An anonymous reader writes "Of the 42,000 Internet Service Providers (ISPs) surveyed, just 20 were found to be responsible for nearly half of all the spamming IP addresses — and some ISPs have more than 60% of compromised hosts, mostly in Asia. Phishing Bad Neighborhoods, on the other hand, are mostly in the U.S. Also, there is a silent ticking 'spam' bomb in BRIC countries: if India would have the same Internet penetration rate as the United States while keeping its current ratio of malicious IP addresses, we would observe 200% more spamming IP addresses worldwide. These are just few of the striking results of an extensive study from the University of Twente, in The Netherlands, which scrutinizes the Internet Bad Neighborhoods to develop next-generation algorithms and solutions to better secure networks."

3 of 77 comments (clear)

  1. Those aren't the phishers you're looking for by Animats · · Score: 4, Informative

    Those aren't the phishers you're really worried about. There seem to be about ten "usual suspects" we keep seeing on our phishing reports. The low-end ones are trolling for Habbo Hotel accounts. A few notches up are phony logins for bank accounts (PayPal and HSBC are popular targets. New this week: Swedish tax refunds. And, for some reason, several new phish sites for AOL 9.0 accounts.) We track these, but they're more of a nuisance than a real threat.
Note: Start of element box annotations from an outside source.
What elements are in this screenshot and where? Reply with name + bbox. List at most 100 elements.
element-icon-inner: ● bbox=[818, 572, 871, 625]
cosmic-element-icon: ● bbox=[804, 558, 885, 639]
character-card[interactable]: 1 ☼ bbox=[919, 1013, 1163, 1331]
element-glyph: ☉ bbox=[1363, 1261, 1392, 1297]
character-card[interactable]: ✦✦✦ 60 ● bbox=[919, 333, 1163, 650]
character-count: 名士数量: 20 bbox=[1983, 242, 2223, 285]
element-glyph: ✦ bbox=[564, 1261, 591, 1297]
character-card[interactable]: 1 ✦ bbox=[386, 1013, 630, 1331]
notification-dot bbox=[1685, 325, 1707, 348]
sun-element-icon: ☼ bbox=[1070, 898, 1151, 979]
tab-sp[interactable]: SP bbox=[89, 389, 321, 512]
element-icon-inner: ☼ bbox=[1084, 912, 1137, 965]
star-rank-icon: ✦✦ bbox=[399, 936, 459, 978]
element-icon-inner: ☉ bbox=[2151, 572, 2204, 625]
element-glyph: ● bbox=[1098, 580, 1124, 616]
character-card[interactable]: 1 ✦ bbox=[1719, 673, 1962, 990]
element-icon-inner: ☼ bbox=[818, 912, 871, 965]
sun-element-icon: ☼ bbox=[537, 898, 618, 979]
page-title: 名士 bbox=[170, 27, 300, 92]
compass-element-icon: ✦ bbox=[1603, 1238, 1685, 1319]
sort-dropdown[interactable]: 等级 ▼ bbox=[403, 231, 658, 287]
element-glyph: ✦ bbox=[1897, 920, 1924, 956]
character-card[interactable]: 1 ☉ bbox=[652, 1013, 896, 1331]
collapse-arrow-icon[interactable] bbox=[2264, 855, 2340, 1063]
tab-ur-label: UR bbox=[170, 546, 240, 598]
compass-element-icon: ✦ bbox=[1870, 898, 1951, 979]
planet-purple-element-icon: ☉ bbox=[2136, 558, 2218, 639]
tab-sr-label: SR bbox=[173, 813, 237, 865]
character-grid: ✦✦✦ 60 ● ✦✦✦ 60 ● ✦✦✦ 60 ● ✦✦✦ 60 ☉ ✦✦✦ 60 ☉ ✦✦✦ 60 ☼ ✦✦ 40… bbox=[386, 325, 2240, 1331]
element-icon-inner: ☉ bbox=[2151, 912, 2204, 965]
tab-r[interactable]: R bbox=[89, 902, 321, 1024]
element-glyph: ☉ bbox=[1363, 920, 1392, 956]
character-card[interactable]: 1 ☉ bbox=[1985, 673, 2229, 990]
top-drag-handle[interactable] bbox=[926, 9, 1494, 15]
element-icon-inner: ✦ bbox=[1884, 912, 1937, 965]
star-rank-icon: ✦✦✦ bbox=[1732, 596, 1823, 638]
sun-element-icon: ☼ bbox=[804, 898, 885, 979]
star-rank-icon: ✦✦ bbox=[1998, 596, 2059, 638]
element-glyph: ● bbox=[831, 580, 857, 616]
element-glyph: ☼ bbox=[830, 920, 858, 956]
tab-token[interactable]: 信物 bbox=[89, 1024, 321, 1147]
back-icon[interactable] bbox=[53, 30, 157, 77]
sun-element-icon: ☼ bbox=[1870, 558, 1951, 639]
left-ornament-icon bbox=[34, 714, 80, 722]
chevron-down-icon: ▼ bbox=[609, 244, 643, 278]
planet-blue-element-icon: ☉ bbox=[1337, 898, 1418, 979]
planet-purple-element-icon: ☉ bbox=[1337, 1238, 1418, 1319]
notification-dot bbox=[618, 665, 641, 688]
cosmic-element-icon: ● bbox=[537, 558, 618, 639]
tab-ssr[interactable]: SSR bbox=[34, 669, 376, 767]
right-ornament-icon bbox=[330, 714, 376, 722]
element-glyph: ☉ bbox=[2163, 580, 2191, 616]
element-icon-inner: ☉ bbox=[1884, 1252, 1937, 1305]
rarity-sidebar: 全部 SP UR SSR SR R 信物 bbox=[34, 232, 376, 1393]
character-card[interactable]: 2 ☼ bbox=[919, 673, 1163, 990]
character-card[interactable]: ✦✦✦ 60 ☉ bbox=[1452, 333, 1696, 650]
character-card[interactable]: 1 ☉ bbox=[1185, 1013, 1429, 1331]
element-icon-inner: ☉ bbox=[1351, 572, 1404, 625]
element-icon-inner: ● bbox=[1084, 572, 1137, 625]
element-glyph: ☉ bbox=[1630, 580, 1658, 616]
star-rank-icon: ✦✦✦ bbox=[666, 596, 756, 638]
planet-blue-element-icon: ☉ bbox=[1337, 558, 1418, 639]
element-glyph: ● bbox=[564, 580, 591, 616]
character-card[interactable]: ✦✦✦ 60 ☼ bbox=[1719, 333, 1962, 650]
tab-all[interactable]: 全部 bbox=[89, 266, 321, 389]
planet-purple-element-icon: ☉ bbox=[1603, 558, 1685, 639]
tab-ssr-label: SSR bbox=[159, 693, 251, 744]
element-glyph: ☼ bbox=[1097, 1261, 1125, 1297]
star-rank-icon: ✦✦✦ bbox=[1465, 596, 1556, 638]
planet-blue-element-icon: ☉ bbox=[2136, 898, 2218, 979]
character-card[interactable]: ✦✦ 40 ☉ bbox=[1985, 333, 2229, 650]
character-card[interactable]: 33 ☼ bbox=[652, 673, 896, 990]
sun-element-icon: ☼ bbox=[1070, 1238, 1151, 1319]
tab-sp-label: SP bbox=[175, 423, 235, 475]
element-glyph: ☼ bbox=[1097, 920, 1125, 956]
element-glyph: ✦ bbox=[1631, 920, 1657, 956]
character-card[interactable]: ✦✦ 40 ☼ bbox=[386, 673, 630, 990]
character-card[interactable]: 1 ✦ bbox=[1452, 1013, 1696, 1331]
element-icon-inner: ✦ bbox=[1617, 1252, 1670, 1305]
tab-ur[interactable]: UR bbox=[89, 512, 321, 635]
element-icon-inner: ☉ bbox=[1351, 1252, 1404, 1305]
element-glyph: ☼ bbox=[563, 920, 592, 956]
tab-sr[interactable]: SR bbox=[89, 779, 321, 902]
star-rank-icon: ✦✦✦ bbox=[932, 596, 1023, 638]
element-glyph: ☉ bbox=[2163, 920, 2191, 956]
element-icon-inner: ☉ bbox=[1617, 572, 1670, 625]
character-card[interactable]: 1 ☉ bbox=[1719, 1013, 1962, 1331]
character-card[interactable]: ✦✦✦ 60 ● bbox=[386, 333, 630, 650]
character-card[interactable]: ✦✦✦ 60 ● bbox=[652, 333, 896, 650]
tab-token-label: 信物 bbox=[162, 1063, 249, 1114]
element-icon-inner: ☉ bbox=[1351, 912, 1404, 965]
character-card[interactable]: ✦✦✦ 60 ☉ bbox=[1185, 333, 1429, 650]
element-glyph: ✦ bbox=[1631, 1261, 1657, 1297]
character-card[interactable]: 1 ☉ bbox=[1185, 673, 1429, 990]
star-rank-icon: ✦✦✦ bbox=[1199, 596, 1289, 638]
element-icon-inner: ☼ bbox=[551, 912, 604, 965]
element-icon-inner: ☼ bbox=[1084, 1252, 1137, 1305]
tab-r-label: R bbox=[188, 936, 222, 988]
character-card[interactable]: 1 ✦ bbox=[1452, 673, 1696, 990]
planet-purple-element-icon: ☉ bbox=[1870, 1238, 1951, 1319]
    The ones to worry about are better targeted and are of better quality. Those are aimed at corporate login info. Those won't be seen by broad-based phishing detection services because they're only sent to people who might have those logins. So they tend not to be blacklisted.

  2. Break it down per capita by roman_mir · · Score: 5, Interesting

    Brazil: 196,655,014 people (World Bank)
    Russia: 141,930,000 people
    India: 1,241,491,960 people
    China: 1,344,130,000 people

    that's 2,924,206,974 people total.
    world population: 6,973,738,433 people, so BRIC countries are 41% of the total in population.

    FTFA:

    Of the 42,000 Internet Service Providers (ISPs) surveyed, just 20 were found to be responsible for nearly half of all the internet addresses that send spam.

    so I take it "nearly half" is between 40% and 50%, but less than 50%. If it's over 41%, then what we are looking here is some form of distribution of 'nuisance' that is related to the actual population and it probably shows normal distribution.

    Is this really a surprise?

  3. Re:How is this news? by ninjacheeseburger · · Score: 4, Insightful

    Most of us don't work in datacenters.

    I think this could easily become a huge issue. We are lucky that most phishing emails are of a very low standard and it's easy to spot the fakes.

    I'm guessing that these developing countries don't take cyber crime to seriously at the moment, perhaps instead of governments pushing SOPA and and ACTA they could come up with agreements which will encourage BRIC nations to start cracking down on spammers before the problem gets out of hand.